A guide to Tuesday’s Minnesota Caucus

Four states will hold caucuses, and eight states will hold primaries.

Kristina Busch

Tuesday marks the first “Super Tuesday” for Minnesota.
As part of the next step in the process to select eventual presidential nominees, Minnesota will join 12 other states, American Samoa and Democrats abroad on Super Tuesday
Minnesota Democratic-Farmer-Labor Party Communications Director Rachel Boyer said that more eyes than ever will be on Minnesota, thanks to a change that moved the state’s caucus date to March.
She said more people may participate in the caucus as well, considering the amount of attention the night receives. 
“Exercising your right to think, discuss and vote in our political system is the quintessential aspect of democracy,” said University of Minnesota marketing senior David Watts, in a video he recently helped produce to explain the caucus process.
What is a caucus?
Caucuses are meetings where party members gather to discuss party platforms and vote on candidates. 
The aim of a caucus is to discuss political candidates and vote to determine which candidate will receive the most delegates. Caucuses are also the first stage in the delegate selection process. 
Delegates — of which Minnesota has 38 Republican and 93 Democratic — are elected officials who will vote for the assigned political candidate at a party convention. 
To win the presidential endorsement, a Republican candidate must win 1,237 delegates, and a Democratic candidate must win 2,383. 
Caucuses will also elect delegates who will eventually endorse candidates for Congress and the state Legislature.
Caucus vs. primary 
On Tuesday, Minnesota will be among four states and American Samoa that will hold caucuses, while the others will hold primaries.
“The greatest difference between a primary and a caucus is in a caucus, the voters openly decide which candidates to support, Watts said. “Primaries use secret voters. So, essentially, voters cast their vote for who they want to support, and it ends there.”
Am I eligible?
To be eligible to vote, you must be at least 18 years old by the time of the November election. 
“Historically, we see dismal voter participation for the younger population,” said Watts, who created the video to encourage young voters to participate. “I want the University of Minnesota to have the highest caucus participation of any college.”
Where do I go?
In order to find where caucuses will be held around the state, Minnesotans can use the Caucus Finder website provided by the Minnesota Secretary of State.
To participate, you must live in the precinct you show up to caucus for. 
College students can vote in their hometown or at their university.
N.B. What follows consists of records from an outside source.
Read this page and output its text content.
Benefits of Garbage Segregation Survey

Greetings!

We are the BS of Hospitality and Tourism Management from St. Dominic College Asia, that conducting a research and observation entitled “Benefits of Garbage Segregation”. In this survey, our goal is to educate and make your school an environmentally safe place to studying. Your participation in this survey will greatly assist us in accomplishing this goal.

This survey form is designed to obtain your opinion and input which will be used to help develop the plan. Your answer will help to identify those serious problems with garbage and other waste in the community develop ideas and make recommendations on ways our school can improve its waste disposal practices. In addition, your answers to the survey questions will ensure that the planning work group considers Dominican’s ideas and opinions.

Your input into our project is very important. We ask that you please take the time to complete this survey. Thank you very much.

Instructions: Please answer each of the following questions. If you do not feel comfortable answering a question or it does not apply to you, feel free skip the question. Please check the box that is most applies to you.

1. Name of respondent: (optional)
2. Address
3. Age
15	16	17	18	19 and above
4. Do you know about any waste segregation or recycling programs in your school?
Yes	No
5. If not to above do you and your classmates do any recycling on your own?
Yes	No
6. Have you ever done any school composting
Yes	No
Same-day registration will be available at each local caucus.  
When you get there
In Minnesota, you don’t need to be registered to a political party to participate, but you are required to generally agree with the party’s ideas. 
“When you arrive, you need to check in and register and make sure you are in agreement with party principles,” said Keith Downey, Chair of the Republican Party of Minnesota. “Someone then calls the meeting to order, which includes voting for delegates and making speeches.” 
Some of Minnesota’s minor parties will also hold caucuses on Tuesday.
How long does it take?
Most polling begins at 7 p.m. and ends about an hour later at each meeting.
Absentee votes aren’t allowed, but Minnesota employers are required to allow employees to miss work to caucus. The University is 
required not to schedule events after 6 p.m. on caucus night.